DESCRIPTION (provided by applicant): RHEUMATOID ARTHRITIS (RA) is a chronic disease that affects two to three million Americans and is three times more prevalent in women than in men. While RA typically occurs in people twenty to fifty years old, children and the elderly can also develop RA. Every year, $65 billion is spent on medical costs, lost income, and lost productivity for patients suffering from musculoskeletal conditions such as RA. ARTHRITIC PAIN (AP) is a dominant symptom of RA. To date, studies of CNS drug uptake across the blood-brain barrier (BBB) have been carried out in naive (i.e., nondiseased) animals, despite the fact that studies have shown that central and peripheral inflammation modulates BBB function (i.e., permeability) and endothelial cell cytoarchitecture. The proposed studies will meld two areas of expertise already present in our laboratory: drug delivery to the CNS and assessment of biochemical and molecular alterations of the blood-brain barrier. The goal of this proposal is to investigate the effects of AP (using an acute arthritis pain rat model) versus RA (using a chronic RA rat model) on CNS drug uptake (i.e., BBB permeability) and endothelial cell structure and to ultimately differentiate between the effects of AP and RA on CNS delivery of opioid analgesics. Additionally, the influence of RA (a chronic disease state involving the joints) on CNS uptake of drugs used to treat RA itself will be assessed. These studies are clinically relevant since disease-associated BBB permeability increases could be a factor in the CNS toxicity sometimes observed following administration of opioids and RA drugs to patients. Our hypothesis is that functional changes in the transport of substances (including opioid analgesics and RA drugs) into the brain will occur due to alterations in the biochemical and molecular structure of the BBB caused by the release of pain/disease mediators during AP and RA. This study will allow us to differentiate between acute joint pain (AP) effects on the BBB and chronic disease (RA) effects on the BBB in terms of drug delivery and the mechanisms by which delivery is altered.

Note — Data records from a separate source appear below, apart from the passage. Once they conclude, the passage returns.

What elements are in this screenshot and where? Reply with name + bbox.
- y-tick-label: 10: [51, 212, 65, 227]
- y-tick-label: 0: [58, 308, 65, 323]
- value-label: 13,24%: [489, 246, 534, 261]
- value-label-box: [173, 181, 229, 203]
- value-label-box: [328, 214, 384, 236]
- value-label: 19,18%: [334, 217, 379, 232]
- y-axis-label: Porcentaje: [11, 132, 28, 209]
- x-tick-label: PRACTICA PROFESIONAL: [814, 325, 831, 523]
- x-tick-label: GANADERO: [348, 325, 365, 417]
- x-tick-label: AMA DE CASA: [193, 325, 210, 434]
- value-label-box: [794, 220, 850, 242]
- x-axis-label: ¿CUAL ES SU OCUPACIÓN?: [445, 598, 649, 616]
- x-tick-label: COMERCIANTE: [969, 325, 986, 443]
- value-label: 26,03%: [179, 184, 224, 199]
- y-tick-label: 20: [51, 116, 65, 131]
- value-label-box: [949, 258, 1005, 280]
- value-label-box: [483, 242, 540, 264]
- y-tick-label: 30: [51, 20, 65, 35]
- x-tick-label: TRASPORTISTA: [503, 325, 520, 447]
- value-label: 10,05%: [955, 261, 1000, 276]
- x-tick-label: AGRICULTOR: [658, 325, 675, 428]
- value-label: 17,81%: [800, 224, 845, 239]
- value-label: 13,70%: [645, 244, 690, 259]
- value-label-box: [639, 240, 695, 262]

描述（由申请人提供）：类风湿性关节炎 (RA) 是一种慢性疾病，影响着两到三百万美国人，女性患病率是男性的三倍。虽然 RA 通常发生在 20 至 50 岁的人群中，但儿童和老年人也可能患 RA。每年，有 650 亿美元用于治疗 RA 等肌肉骨骼疾病患者的医疗费用、收入损失和生产力损失。关节炎疼痛 (AP) 是 RA 的主要症状。 迄今为止，尽管研究表明中枢和外周炎症调节 BBB 功能（即通透性），但中枢神经系统药物跨血脑屏障 (BBB) 吸收的研究仍在幼稚（即未患病）动物中进行。和内皮细胞的细胞结构。拟议的研究将融合我们实验室现有的两个专业领域：向中枢神经系统的药物输送以及血脑屏障的生化和分子改变的评估。本提案的目的是研究 AP（使用急性关节炎疼痛大鼠模型）与 RA（使用慢性 RA 大鼠模型）对 CNS 药物摄取（即 BBB 通透性）和内皮细胞结构的影响，并最终区分AP 和 RA 对阿片类镇痛药中枢神经系统输送的影响。此外，还将评估 RA（一种涉及关节的慢性疾病状态）对中枢神经系统吸收用于治疗 RA 的药物的影响。这些研究具有临床相关性，因为与疾病相关的血脑屏障通透性增加可能是患者服用阿片类药物和 RA 药物后有时观察到的中枢神经系统毒性的一个因素。 我们的假设是，由于 AP 和 RA 期间疼痛/疾病介质的释放导致 BBB 的生化和分子结构发生变化，物质（包括阿片类镇痛药和 RA 药物）转运到大脑的功能会发生变化。这项研究将使我们能够在药物输送和改变输送的机制方面区分急性关节疼痛 (AP) 对 BBB 的影响和慢性疾病 (RA) 对 BBB 的影响。